Last we heard from Nils Økland was a radical departure with the Hardanger fiddler’s Sonic Youth and Velvet Underground-inspired trio album Lumen Drones.

This latest record, a more stately folk and chamber-jazz flavoured five-piece affair, bristling with sax, harmonium, bass and drums, was recorded in a church near Lena in Norway in the summer of 2012, the title track dedicated to Økland’s late father and to his mother.

The music is largely the fiddle player’s arranged by the band (improvisational range is actually limited, the room for manoeuvre relatively constrained), that’s Rolf-Erik Nystrom on saxes, Sigbjørn Apeland harmonium, Mats Eilertsen double bass and Håkon Mørch Stene on percussion and vibes.
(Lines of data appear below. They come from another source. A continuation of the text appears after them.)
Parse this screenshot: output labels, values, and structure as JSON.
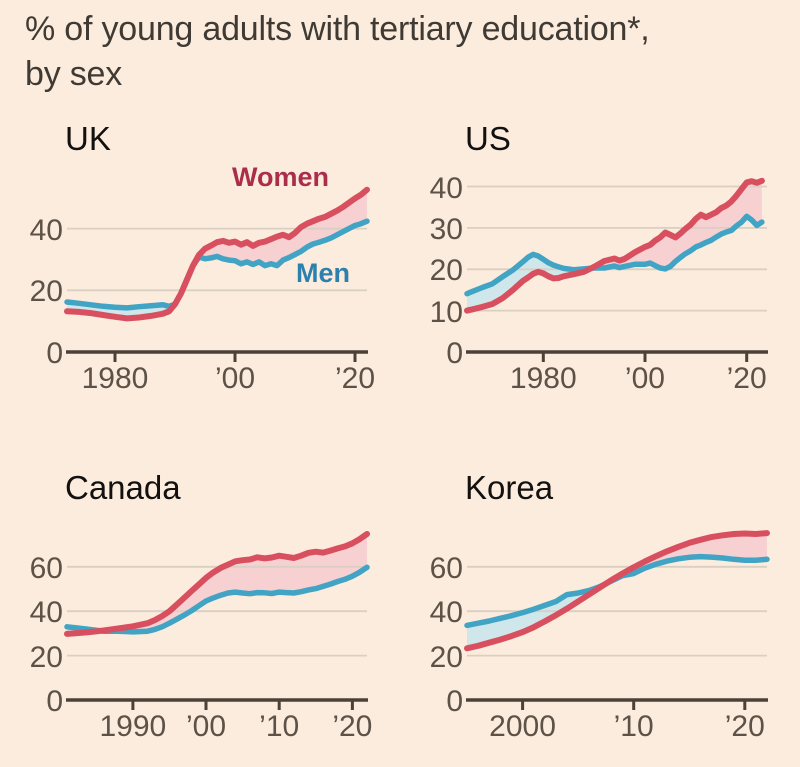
{
  "header": {
    "title_line1": "% of young adults with tertiary education*,",
    "title_line2": "by sex"
  },
  "legend": {
    "women": "Women",
    "men": "Men"
  },
  "colors": {
    "background": "#fcecdd",
    "women_line": "#d8505f",
    "men_line": "#42a4c5",
    "women_area": "#f7d1d2",
    "men_area": "#cfe7ea",
    "women_label": "#ab2d4c",
    "men_label": "#2c80ae",
    "grid": "#d9cfc3",
    "axis": "#4b4138",
    "tick_text": "#5c5247"
  },
  "chart_data": [
    {
      "type": "line",
      "title": "UK",
      "x": [
        1972,
        1974,
        1976,
        1978,
        1980,
        1982,
        1984,
        1986,
        1988,
        1989,
        1990,
        1991,
        1992,
        1993,
        1994,
        1995,
        1996,
        1997,
        1998,
        1999,
        2000,
        2001,
        2002,
        2003,
        2004,
        2005,
        2006,
        2007,
        2008,
        2009,
        2010,
        2011,
        2012,
        2013,
        2014,
        2015,
        2016,
        2017,
        2018,
        2019,
        2020,
        2021,
        2022
      ],
      "series": [
        {
          "name": "Women",
          "values": [
            13.2,
            13.0,
            12.6,
            12.0,
            11.4,
            10.9,
            11.2,
            11.7,
            12.4,
            13.2,
            15.5,
            19.0,
            23.5,
            28.0,
            31.5,
            33.5,
            34.5,
            35.6,
            36.0,
            35.4,
            35.8,
            34.8,
            35.6,
            34.4,
            35.4,
            35.8,
            36.6,
            37.4,
            38.0,
            37.2,
            38.6,
            40.5,
            41.6,
            42.4,
            43.2,
            43.8,
            44.8,
            45.8,
            47.0,
            48.4,
            49.8,
            51.0,
            52.6
          ]
        },
        {
          "name": "Men",
          "values": [
            16.2,
            15.8,
            15.3,
            14.8,
            14.5,
            14.3,
            14.7,
            15.0,
            15.3,
            14.8,
            15.5,
            19.0,
            23.5,
            28.0,
            30.8,
            30.2,
            30.5,
            31.0,
            30.2,
            29.8,
            29.6,
            28.6,
            29.2,
            28.4,
            29.2,
            28.0,
            28.6,
            28.0,
            29.8,
            30.6,
            31.6,
            32.6,
            34.0,
            35.0,
            35.6,
            36.2,
            37.0,
            38.0,
            39.0,
            40.0,
            41.0,
            41.6,
            42.4
          ]
        }
      ],
      "xlim": [
        1972,
        2022
      ],
      "ylim": [
        0,
        59
      ],
      "yticks": [
        0,
        20,
        40
      ],
      "xticks": [
        {
          "v": 1980,
          "label": "1980"
        },
        {
          "v": 2000,
          "label": "’00"
        },
        {
          "v": 2020,
          "label": "’20"
        }
      ],
      "grid": true
    },
    {
      "type": "line",
      "title": "US",
      "x": [
        1965,
        1966,
        1968,
        1970,
        1972,
        1974,
        1976,
        1977,
        1978,
        1979,
        1980,
        1981,
        1982,
        1983,
        1984,
        1986,
        1988,
        1990,
        1992,
        1994,
        1995,
        1996,
        1998,
        2000,
        2001,
        2002,
        2003,
        2004,
        2005,
        2006,
        2007,
        2008,
        2009,
        2010,
        2011,
        2012,
        2013,
        2014,
        2015,
        2016,
        2017,
        2018,
        2019,
        2020,
        2021,
        2022,
        2023
      ],
      "series": [
        {
          "name": "Women",
          "values": [
            10.0,
            10.3,
            10.9,
            11.6,
            13.0,
            15.0,
            17.2,
            18.0,
            18.9,
            19.4,
            19.0,
            18.3,
            17.8,
            17.9,
            18.3,
            18.8,
            19.4,
            20.6,
            22.0,
            22.6,
            22.1,
            22.5,
            24.1,
            25.4,
            25.9,
            26.9,
            27.7,
            28.9,
            28.3,
            27.7,
            28.7,
            29.8,
            30.8,
            32.2,
            33.2,
            32.6,
            33.2,
            33.8,
            34.8,
            35.4,
            36.4,
            37.8,
            39.4,
            41.0,
            41.3,
            40.9,
            41.4
          ]
        },
        {
          "name": "Men",
          "values": [
            14.1,
            14.6,
            15.6,
            16.5,
            18.2,
            19.8,
            21.8,
            22.9,
            23.6,
            23.2,
            22.4,
            21.6,
            21.0,
            20.6,
            20.2,
            19.9,
            20.1,
            20.3,
            20.3,
            20.8,
            20.4,
            20.7,
            21.2,
            21.2,
            21.5,
            20.9,
            20.3,
            20.1,
            20.7,
            21.9,
            22.9,
            23.8,
            24.5,
            25.4,
            25.9,
            26.5,
            27.0,
            27.8,
            28.5,
            29.0,
            29.4,
            30.5,
            31.4,
            32.8,
            31.9,
            30.6,
            31.4
          ]
        }
      ],
      "xlim": [
        1965,
        2024
      ],
      "ylim": [
        0,
        44
      ],
      "yticks": [
        0,
        10,
        20,
        30,
        40
      ],
      "xticks": [
        {
          "v": 1980,
          "label": "1980"
        },
        {
          "v": 2000,
          "label": "’00"
        },
        {
          "v": 2020,
          "label": "’20"
        }
      ],
      "grid": true
    },
    {
      "type": "line",
      "title": "Canada",
      "x": [
        1981,
        1982,
        1984,
        1986,
        1988,
        1990,
        1992,
        1993,
        1994,
        1995,
        1996,
        1997,
        1998,
        1999,
        2000,
        2001,
        2002,
        2003,
        2004,
        2005,
        2006,
        2007,
        2008,
        2009,
        2010,
        2011,
        2012,
        2013,
        2014,
        2015,
        2016,
        2017,
        2018,
        2019,
        2020,
        2021,
        2022
      ],
      "series": [
        {
          "name": "Women",
          "values": [
            29.8,
            30.0,
            30.6,
            31.3,
            32.2,
            33.2,
            34.6,
            36.0,
            37.8,
            40.0,
            43.0,
            46.0,
            49.0,
            52.0,
            55.0,
            57.5,
            59.5,
            61.0,
            62.5,
            63.0,
            63.3,
            64.3,
            63.8,
            64.2,
            65.0,
            64.5,
            64.0,
            65.0,
            66.3,
            66.8,
            66.4,
            67.3,
            68.3,
            69.2,
            70.6,
            72.5,
            74.8
          ]
        },
        {
          "name": "Men",
          "values": [
            33.0,
            32.6,
            31.8,
            31.0,
            31.0,
            30.7,
            31.0,
            31.8,
            33.0,
            34.6,
            36.4,
            38.2,
            40.2,
            42.4,
            44.6,
            46.0,
            47.2,
            48.2,
            48.6,
            48.2,
            47.9,
            48.4,
            48.3,
            48.0,
            48.6,
            48.4,
            48.2,
            48.8,
            49.6,
            50.2,
            51.2,
            52.2,
            53.4,
            54.4,
            55.8,
            57.6,
            59.8
          ]
        }
      ],
      "xlim": [
        1981,
        2022
      ],
      "ylim": [
        0,
        82
      ],
      "yticks": [
        0,
        20,
        40,
        60
      ],
      "xticks": [
        {
          "v": 1990,
          "label": "1990"
        },
        {
          "v": 2000,
          "label": "’00"
        },
        {
          "v": 2010,
          "label": "’10"
        },
        {
          "v": 2020,
          "label": "’20"
        }
      ],
      "grid": true
    },
    {
      "type": "line",
      "title": "Korea",
      "x": [
        1995,
        1996,
        1997,
        1998,
        1999,
        2000,
        2001,
        2002,
        2003,
        2004,
        2005,
        2006,
        2007,
        2008,
        2009,
        2010,
        2011,
        2012,
        2013,
        2014,
        2015,
        2016,
        2017,
        2018,
        2019,
        2020,
        2021,
        2022
      ],
      "series": [
        {
          "name": "Women",
          "values": [
            23.3,
            24.4,
            25.8,
            27.2,
            28.8,
            30.6,
            32.8,
            35.4,
            38.2,
            41.2,
            44.4,
            47.6,
            50.8,
            54.0,
            57.0,
            59.8,
            62.4,
            64.8,
            67.0,
            69.0,
            70.8,
            72.2,
            73.4,
            74.2,
            74.8,
            75.0,
            74.8,
            75.2
          ]
        },
        {
          "name": "Men",
          "values": [
            33.6,
            34.6,
            35.6,
            36.8,
            38.0,
            39.4,
            40.9,
            42.6,
            44.4,
            47.5,
            48.2,
            49.4,
            51.2,
            53.6,
            56.0,
            57.0,
            59.4,
            61.2,
            62.6,
            63.6,
            64.3,
            64.6,
            64.4,
            64.0,
            63.4,
            63.0,
            63.0,
            63.4
          ]
        }
      ],
      "xlim": [
        1995,
        2022
      ],
      "ylim": [
        0,
        82
      ],
      "yticks": [
        0,
        20,
        40,
        60
      ],
      "xticks": [
        {
          "v": 2000,
          "label": "2000"
        },
        {
          "v": 2010,
          "label": "’10"
        },
        {
          "v": 2020,
          "label": "’20"
        }
      ],
      "grid": true
    }
  ]
}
There’s an incantatory appeal to some of the dense chordal legato phrases on ‘Mali’ a kind of a mantra if it were sung. ‘Drev’ later is texturally richer the dirge-like atmosphere blossoming into something more open and appealing, the force of the band’s improvising imagination hitherto largely under wraps flickering and flowering.

A much more typical Okland album than what we heard on Lumen Drones, the strength and beauty of his musical personality driving the album, of course more of a good thing than anything else although the band is often overshadowed by the luminously ancient sounding fiddle among Økland’s choice of instruments.

Of as much appeal to those who listen a lot to classical music or traditional folk music from Norway, maybe even more so than jazz, pick for me is ‘Amstel’, Eilertsen breaking free, the lilting melody pristine in its rural loveliness.